-Re: HDFS block size
Andy Isaacson 2012-11-16, 19:53
On Fri, Nov 16, 2012 at 10:55 AM, Pankaj Gupta <[EMAIL PROTECTED]> wrote:
> The Hadoop Definitive Guide provides comparison with regular file systems
> and indicates the advantage being lower number of seeks(as far as I
> understood it, may be I read it incorreclty, if so I apologize). But, as I
> understand, the data node stores data on a regular file system. If this is
> so then how does having a bigger HDFS block size provide better seek
> performance, when the data will ultimately be read from regular file system
> which has much smaller block size.
Suppose that HDFS stored data in smaller blocks (64kb for example).

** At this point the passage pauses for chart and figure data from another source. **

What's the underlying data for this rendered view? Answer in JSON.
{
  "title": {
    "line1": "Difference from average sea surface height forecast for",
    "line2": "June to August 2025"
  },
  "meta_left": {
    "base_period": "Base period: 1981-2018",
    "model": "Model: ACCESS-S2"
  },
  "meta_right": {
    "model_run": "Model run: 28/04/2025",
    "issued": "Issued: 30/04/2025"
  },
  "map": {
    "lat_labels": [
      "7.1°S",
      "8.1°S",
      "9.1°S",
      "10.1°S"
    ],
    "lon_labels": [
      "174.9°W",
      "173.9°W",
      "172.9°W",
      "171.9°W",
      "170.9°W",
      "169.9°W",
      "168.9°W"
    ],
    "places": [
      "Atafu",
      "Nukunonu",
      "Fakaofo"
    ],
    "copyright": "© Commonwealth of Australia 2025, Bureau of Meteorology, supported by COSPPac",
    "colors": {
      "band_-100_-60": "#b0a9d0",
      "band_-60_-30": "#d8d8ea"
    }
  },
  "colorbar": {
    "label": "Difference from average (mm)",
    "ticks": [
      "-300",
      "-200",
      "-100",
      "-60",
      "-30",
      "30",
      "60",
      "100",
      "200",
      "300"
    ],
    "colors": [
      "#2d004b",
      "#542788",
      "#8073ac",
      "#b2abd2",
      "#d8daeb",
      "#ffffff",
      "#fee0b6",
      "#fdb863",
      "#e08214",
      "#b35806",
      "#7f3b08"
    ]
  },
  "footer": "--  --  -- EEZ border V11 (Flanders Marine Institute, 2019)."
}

Then ext4 would have no reason to put those small files close together
on disk, and reading from a HDFS file would mean reading from very
many ext4 files, and probably would mean many seeks.
The large block size design of HDFS avoids that problem by giving ext4
the information it needs to optimize for our desired use case.
> I see other advantages of bigger block size though:
> Less entries on NameNode to keep track of
That's another benefit.
> Less switching from datanode to datanode for the HDFS client when fetching
> the file. If block size were small, just this switching would reduce the
> performance a lot. Perhaps this is the seek that the definitive guide refers
If one were building HDFS with a smaller block size, you'd probably
have to overlap block fetches from many data nodes in order to get
decent performance. So yes, this "switching" as you term it would be a
> Less overhead cost of setting up Map tasks. The way MR usually works is that
> one Map task is created per block. Smaller block will mean less computation
> per map task and thus overhead of setting up the map task would become
A MR designed for a small-block-HDFS would probably have to do
something different rather than one mapper per block.
> I want to make sure I understand the advantages of having a larger block
> size. I specifically want to know whether there is any advantage in terms of
> disk seeks; that one thing has got me very confused.
Seems like you have a pretty good understanding of the issues, and I
hope I clarified the seek issue above.